Sarah Schulte-Döinghaus:
Die 32-Jährige ist auf dem elterlichen Hof in Rietberg-Varensell im Kreis Gütersloh groß geworden. Einer ihrer Brüder bewirtschaftet den Schweinemastbetrieb. Seit 1997 ist sie Mitglied in der KLJB. Von 2014 bis 2018 bekleidete die studierte Lebensmitteltechnologin das Amt der ehrenamtlichen Diözesanvorsitzenden der KLJB im Erzbistum Paderborn.

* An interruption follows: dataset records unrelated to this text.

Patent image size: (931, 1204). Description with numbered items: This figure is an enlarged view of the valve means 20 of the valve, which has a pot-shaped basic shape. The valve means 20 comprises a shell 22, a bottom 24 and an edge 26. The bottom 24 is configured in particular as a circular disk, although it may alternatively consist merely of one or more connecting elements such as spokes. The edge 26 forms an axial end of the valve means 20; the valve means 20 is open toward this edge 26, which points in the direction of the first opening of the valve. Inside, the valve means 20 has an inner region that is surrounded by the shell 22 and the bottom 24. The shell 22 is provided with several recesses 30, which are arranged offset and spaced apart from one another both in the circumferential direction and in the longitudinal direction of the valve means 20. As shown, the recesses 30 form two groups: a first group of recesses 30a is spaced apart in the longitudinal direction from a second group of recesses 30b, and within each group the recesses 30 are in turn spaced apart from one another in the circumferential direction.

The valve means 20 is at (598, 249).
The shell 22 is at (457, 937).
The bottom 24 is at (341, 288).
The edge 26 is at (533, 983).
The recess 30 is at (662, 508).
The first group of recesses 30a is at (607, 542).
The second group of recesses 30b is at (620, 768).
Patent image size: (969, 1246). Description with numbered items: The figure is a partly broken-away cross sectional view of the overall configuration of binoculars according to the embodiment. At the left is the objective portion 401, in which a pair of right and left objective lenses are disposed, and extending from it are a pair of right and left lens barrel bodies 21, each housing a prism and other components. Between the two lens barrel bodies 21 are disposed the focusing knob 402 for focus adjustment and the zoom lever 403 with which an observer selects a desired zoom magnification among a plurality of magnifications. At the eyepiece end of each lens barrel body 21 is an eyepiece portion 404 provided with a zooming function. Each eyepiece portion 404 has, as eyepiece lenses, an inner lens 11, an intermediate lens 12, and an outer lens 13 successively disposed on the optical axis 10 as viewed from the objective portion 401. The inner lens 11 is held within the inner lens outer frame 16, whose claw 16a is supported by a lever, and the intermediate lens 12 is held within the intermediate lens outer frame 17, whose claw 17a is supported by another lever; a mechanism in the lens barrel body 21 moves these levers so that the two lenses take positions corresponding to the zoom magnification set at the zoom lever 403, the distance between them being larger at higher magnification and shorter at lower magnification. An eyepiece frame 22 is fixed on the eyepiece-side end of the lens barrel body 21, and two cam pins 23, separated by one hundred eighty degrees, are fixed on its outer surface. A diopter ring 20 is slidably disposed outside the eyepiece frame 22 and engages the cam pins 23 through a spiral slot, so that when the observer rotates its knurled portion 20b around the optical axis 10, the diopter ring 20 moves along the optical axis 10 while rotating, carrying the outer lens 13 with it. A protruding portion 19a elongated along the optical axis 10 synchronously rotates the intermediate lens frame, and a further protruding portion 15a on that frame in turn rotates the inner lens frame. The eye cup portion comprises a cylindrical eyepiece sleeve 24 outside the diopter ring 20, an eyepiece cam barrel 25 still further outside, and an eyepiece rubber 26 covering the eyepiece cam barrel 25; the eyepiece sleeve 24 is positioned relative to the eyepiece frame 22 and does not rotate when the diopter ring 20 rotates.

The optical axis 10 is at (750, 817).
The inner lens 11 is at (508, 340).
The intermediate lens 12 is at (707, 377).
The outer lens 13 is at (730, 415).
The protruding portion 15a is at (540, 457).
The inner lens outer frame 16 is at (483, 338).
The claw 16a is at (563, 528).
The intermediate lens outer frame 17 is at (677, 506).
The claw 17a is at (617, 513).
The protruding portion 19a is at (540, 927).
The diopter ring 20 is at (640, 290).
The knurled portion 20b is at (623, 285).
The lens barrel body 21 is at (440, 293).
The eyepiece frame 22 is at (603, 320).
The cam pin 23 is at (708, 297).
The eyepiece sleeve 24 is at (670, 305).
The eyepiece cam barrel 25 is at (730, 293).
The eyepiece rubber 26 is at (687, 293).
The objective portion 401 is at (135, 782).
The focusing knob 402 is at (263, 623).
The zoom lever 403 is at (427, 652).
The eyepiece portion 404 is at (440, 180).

Seit 2018 ist sie eine der drei hauptamtlichen Bundesvorsitzenden der KLJB, die in ganz Deutschland mehr als 70 000 Mitglieder hat, vor allem in den katholisch geprägten Regionen. Im März kandidiert sie erneut für das Amt. Neben der Landwirtschaft widmet sich die KLJB der ländlichen Entwicklung, der Ökologie und der internationalen Zusammenarbeit.
Stefan Schmidt:
Der 27-Jährige aus Bad Oeynhausen ist Agrarbetriebswirt. Der Ostwestfale ist als Betriebsleiter angestellt. Seit 2014 ist er im Vorstand der Westfälisch-Lippischen Landjugend (WLL), seit 2017 deren Vorsitzender. Seit November 2018 ist er stellv. Bundesvorsitzender und in diesem Amt für Agrarpolitik zuständig. Außerdem ist er stellv. Vorsitzender des WLV in Minden-Lübbeke.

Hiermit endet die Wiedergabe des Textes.